Lenalidomide maintenance therapy was generally well tolerated, and maximal dose tolerated reached in this study was 10 mg. At the 5 and 10 mg dosing regimen, there was one DLT. Most common TRAEs were GI and hematological. The 15 mg regimen had two DLTs, including aGVHD and grade III diarrhea. No patient in the 15 mg dosing regimen completed the full six-cycle maintenance therapy. Therefore, 10 mg dosing is the maximal tolerated dose to allow for completion of six cycles with the least amount of TRAE. As maintenance therapy post allo-SCT continues to be explored, there are no standards for timing of initiation or length of therapy. This study suggests that lenalidomide started 6 months at 10 mg after allo-SCT is well tolerated without increasing aGVHD. However, the length of six cycles requires further exploration.
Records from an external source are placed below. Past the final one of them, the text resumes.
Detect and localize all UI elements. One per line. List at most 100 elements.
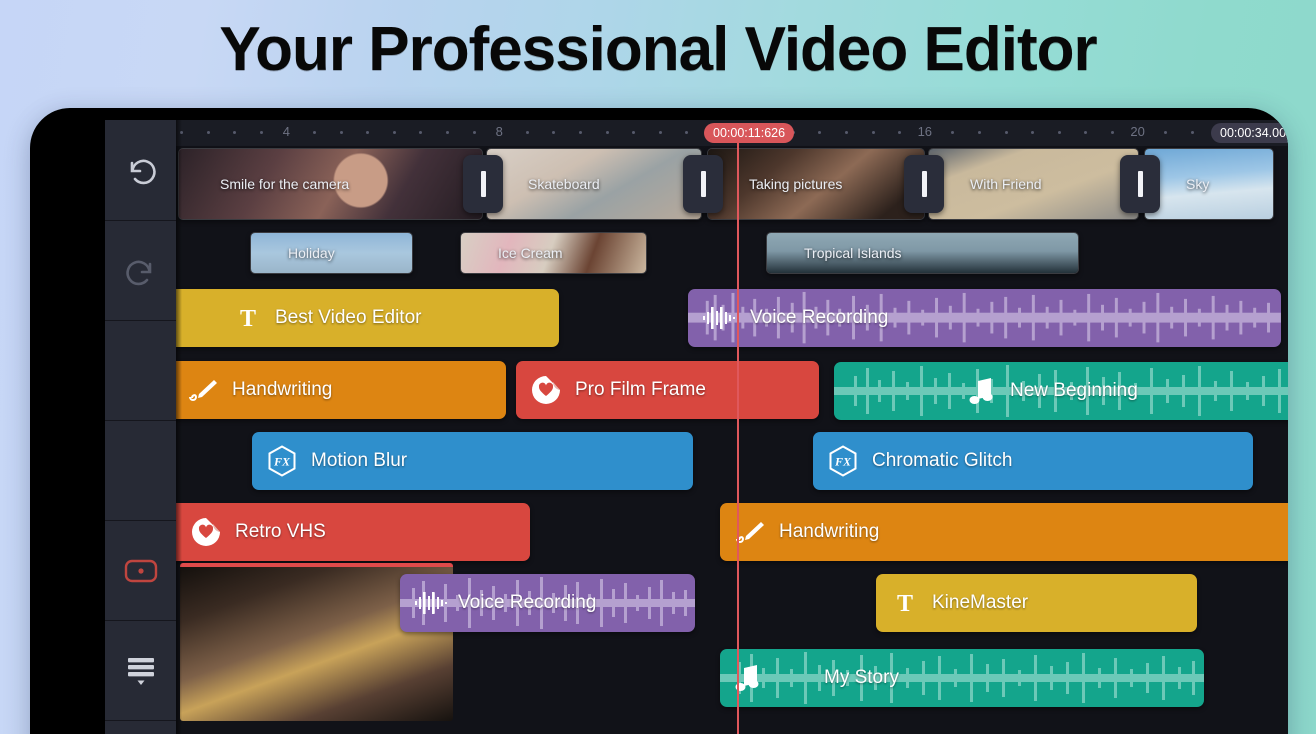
transition-handle-2[interactable]: [683, 155, 723, 213]
ruler-tick: [313, 131, 316, 134]
ruler-tick: [632, 131, 636, 134]
ruler-number: 20: [1130, 124, 1145, 139]
transition-handle-3[interactable]: [904, 155, 944, 213]
video-clip-2[interactable]: Skateboard: [486, 148, 702, 220]
svg-text:T: T: [897, 591, 913, 616]
playhead-time-badge: 00:00:11:626: [704, 123, 795, 143]
clip-label: Sky: [1186, 176, 1210, 192]
ruler-tick: [1031, 131, 1035, 134]
tool-slot-3[interactable]: [105, 321, 176, 421]
fx-icon: FX: [828, 445, 858, 477]
undo-button[interactable]: [105, 120, 176, 221]
clip-label: Taking pictures: [749, 176, 843, 192]
video-clip-4[interactable]: With Friend: [928, 148, 1139, 220]
redo-button[interactable]: [105, 221, 176, 321]
ruler-tick: [339, 131, 343, 134]
ruler-tick: [685, 131, 689, 134]
pen-icon: [735, 520, 765, 544]
playhead[interactable]: [737, 143, 739, 734]
clip-label: Smile for the camera: [220, 176, 350, 192]
overlay-clip-tropical[interactable]: Tropical Islands: [766, 232, 1079, 274]
layer-clip-pro-film-frame[interactable]: Pro Film Frame: [516, 361, 819, 419]
device-frame: 4 8 16 20 00:00:11:626 00:00:34.000 Smile f…: [30, 108, 1288, 734]
svg-text:T: T: [240, 306, 256, 331]
clip-label: Motion Blur: [311, 450, 408, 471]
tool-slot-4[interactable]: [105, 421, 176, 521]
ruler-tick: [233, 131, 237, 134]
layer-clip-voice-recording-1[interactable]: Voice Recording: [688, 289, 1281, 347]
ruler-tick: [206, 131, 210, 134]
app-screen: 4 8 16 20 00:00:11:626 00:00:34.000 Smile f…: [105, 120, 1288, 734]
clip-label: Tropical Islands: [804, 245, 902, 261]
ruler-tick: [1084, 131, 1088, 134]
clip-label: Voice Recording: [458, 592, 597, 613]
voice-icon: [702, 305, 736, 331]
clip-label: Chromatic Glitch: [872, 450, 1013, 471]
ruler-tick: [392, 131, 396, 134]
layer-clip-handwriting-1[interactable]: Handwriting: [176, 361, 506, 419]
ruler-tick: [446, 131, 449, 134]
sticker-icon: [531, 375, 561, 405]
redo-icon: [121, 251, 161, 291]
ruler-tick: [658, 131, 662, 134]
layer-clip-best-video-editor[interactable]: T Best Video Editor: [176, 289, 559, 347]
layer-clip-chromatic-glitch[interactable]: FX Chromatic Glitch: [813, 432, 1253, 490]
ruler-tick: [1164, 131, 1168, 134]
ruler-tick: [579, 131, 582, 134]
ruler-tick: [1057, 131, 1061, 134]
ruler-tick: [366, 131, 370, 134]
video-clip-5[interactable]: Sky: [1144, 148, 1274, 220]
layer-clip-handwriting-2[interactable]: Handwriting: [720, 503, 1288, 561]
clip-label: Pro Film Frame: [575, 379, 706, 400]
ruler-tick: [818, 131, 822, 134]
add-layer-button[interactable]: [105, 621, 176, 721]
ruler-tick: [259, 131, 263, 134]
clip-label: My Story: [824, 667, 899, 688]
ruler-tick: [898, 131, 902, 134]
undo-icon: [121, 150, 161, 190]
clip-label: Retro VHS: [235, 521, 326, 542]
music-note-icon: [968, 376, 996, 406]
clip-label: Skateboard: [528, 176, 600, 192]
overlay-clip-icecream[interactable]: Ice Cream: [460, 232, 647, 274]
voice-icon: [414, 590, 448, 616]
record-button[interactable]: [105, 521, 176, 621]
text-icon: T: [892, 590, 918, 616]
layer-clip-kinemaster[interactable]: T KineMaster: [876, 574, 1197, 632]
video-clip-1[interactable]: Smile for the camera: [178, 148, 483, 220]
layer-clip-new-beginning[interactable]: New Beginning: [834, 362, 1288, 420]
ruler-tick: [845, 131, 848, 134]
ruler-tick: [419, 131, 423, 134]
layer-clip-my-story[interactable]: My Story: [720, 649, 1204, 707]
transition-handle-4[interactable]: [1120, 155, 1160, 213]
ruler-tick: [180, 131, 183, 134]
tool-rail: [105, 120, 176, 734]
text-icon: T: [235, 305, 261, 331]
clip-label: Voice Recording: [750, 307, 889, 328]
video-clip-3[interactable]: Taking pictures: [707, 148, 925, 220]
ruler-tick: [978, 131, 981, 134]
clip-label: KineMaster: [932, 592, 1029, 613]
ruler-number: 16: [917, 124, 933, 139]
ruler-tick: [1111, 131, 1114, 134]
ruler-tick: [951, 131, 955, 134]
timeline[interactable]: 4 8 16 20 00:00:11:626 00:00:34.000 Smile f…: [176, 120, 1288, 734]
ruler-tick: [871, 131, 875, 134]
layers-add-icon: [125, 656, 157, 686]
layer-clip-voice-recording-2[interactable]: Voice Recording: [400, 574, 695, 632]
layer-clip-motion-blur[interactable]: FX Motion Blur: [252, 432, 693, 490]
clip-label: New Beginning: [1010, 380, 1138, 401]
export-button[interactable]: [105, 721, 176, 734]
sticker-icon: [191, 517, 221, 547]
transition-handle-1[interactable]: [463, 155, 503, 213]
ruler-number: 8: [495, 124, 503, 139]
overlay-clip-holiday[interactable]: Holiday: [250, 232, 413, 274]
clip-label: Ice Cream: [498, 245, 563, 261]
ruler-tick: [1004, 131, 1008, 134]
layer-clip-retro-vhs[interactable]: Retro VHS: [176, 503, 530, 561]
clip-label: With Friend: [970, 176, 1042, 192]
clip-label: Handwriting: [232, 379, 333, 400]
total-duration-badge: 00:00:34.000: [1211, 123, 1288, 143]
ruler-tick: [525, 131, 529, 134]
ruler-tick: [472, 131, 476, 134]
The main limitations of this study and data were the small sample size and starting therapy in patients in complete remission 6 months post transplant. Choosing 6 months post transplant as the initiation time of therapy might make the use of lenalidomide safer and reduce incidence of aGVHD, but it invariably selects for a lower risk population, as many patients have relapsed at this point [8]. This would limit the applicability of maintenance to this specific subset population but this group of patients could still benefit as relapse between 6 months and 2 years portend to poor survival with estimated survival of 12% at 3 years. In addition, 39% of patients relapse between 6 months and 2 years [30]. Therefore, further investigations into phase II/III studies for lenalidomide would prove useful for this population subset.
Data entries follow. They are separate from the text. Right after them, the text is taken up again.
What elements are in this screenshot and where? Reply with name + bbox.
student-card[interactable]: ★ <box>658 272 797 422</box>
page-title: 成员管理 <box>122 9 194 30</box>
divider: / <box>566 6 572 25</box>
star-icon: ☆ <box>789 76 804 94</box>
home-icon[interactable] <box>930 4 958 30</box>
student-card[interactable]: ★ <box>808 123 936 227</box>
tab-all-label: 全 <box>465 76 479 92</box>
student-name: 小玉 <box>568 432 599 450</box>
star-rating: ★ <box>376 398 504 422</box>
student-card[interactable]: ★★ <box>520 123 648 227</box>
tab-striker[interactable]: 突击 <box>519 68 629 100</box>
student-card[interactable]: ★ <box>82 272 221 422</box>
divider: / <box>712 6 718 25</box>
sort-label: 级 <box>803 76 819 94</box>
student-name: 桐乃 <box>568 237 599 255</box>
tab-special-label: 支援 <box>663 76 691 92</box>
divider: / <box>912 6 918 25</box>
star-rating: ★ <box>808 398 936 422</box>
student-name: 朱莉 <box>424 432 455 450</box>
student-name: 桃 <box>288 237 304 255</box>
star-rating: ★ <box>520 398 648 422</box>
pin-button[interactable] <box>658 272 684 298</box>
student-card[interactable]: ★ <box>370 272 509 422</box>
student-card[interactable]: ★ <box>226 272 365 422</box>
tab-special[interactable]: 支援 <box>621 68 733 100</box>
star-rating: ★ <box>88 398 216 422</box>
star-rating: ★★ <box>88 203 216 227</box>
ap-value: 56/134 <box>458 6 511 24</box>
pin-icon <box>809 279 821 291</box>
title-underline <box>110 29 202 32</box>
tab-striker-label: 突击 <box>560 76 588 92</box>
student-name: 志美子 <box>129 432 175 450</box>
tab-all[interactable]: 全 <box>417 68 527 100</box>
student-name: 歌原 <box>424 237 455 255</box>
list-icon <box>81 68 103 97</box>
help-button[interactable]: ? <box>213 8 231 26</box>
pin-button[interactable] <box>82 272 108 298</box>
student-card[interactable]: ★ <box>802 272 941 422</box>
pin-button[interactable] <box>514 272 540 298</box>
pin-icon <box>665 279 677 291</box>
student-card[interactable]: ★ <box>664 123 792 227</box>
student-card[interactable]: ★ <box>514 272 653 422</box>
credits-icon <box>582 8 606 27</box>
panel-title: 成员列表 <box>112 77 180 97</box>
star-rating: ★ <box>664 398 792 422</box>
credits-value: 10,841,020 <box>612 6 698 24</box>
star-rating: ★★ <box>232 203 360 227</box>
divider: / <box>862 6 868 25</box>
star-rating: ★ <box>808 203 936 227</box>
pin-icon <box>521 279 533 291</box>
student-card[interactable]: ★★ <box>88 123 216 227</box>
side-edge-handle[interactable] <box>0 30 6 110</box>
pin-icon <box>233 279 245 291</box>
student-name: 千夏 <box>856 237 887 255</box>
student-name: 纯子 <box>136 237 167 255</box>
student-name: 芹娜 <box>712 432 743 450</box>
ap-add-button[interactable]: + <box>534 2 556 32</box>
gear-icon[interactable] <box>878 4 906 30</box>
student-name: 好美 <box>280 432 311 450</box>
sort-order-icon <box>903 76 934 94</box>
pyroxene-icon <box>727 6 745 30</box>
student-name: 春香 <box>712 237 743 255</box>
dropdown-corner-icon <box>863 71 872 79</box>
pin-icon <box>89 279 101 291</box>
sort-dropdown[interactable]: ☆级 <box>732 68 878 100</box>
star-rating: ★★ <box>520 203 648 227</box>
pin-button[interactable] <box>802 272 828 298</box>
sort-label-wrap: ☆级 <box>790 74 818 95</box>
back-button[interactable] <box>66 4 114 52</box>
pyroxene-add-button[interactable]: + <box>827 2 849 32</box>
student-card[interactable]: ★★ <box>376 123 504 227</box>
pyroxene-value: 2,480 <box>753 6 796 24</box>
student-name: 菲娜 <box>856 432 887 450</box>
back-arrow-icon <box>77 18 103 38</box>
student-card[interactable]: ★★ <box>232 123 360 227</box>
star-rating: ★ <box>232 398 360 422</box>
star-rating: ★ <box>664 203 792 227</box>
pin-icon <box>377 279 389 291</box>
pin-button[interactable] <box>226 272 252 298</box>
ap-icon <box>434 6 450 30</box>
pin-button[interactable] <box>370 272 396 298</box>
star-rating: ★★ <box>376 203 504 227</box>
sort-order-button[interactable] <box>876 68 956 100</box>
In summary, this study demonstrates the feasibility and tolerance of lenalidomide after allo-SCT without apparent increase in acute or cGVHD. Ten milligram daily, given 21 of 28 days may be the regimen most likely to allow for completion of six cycles. Furthermore, the overall and progression-free survival were more than 80% at 2 years in this small group. These results warrant further larger prospective randomized clinical trials to explore the benefit of lenalidomide maintenance after allo-SCT for those with high-risk MDS and unfavorable AML.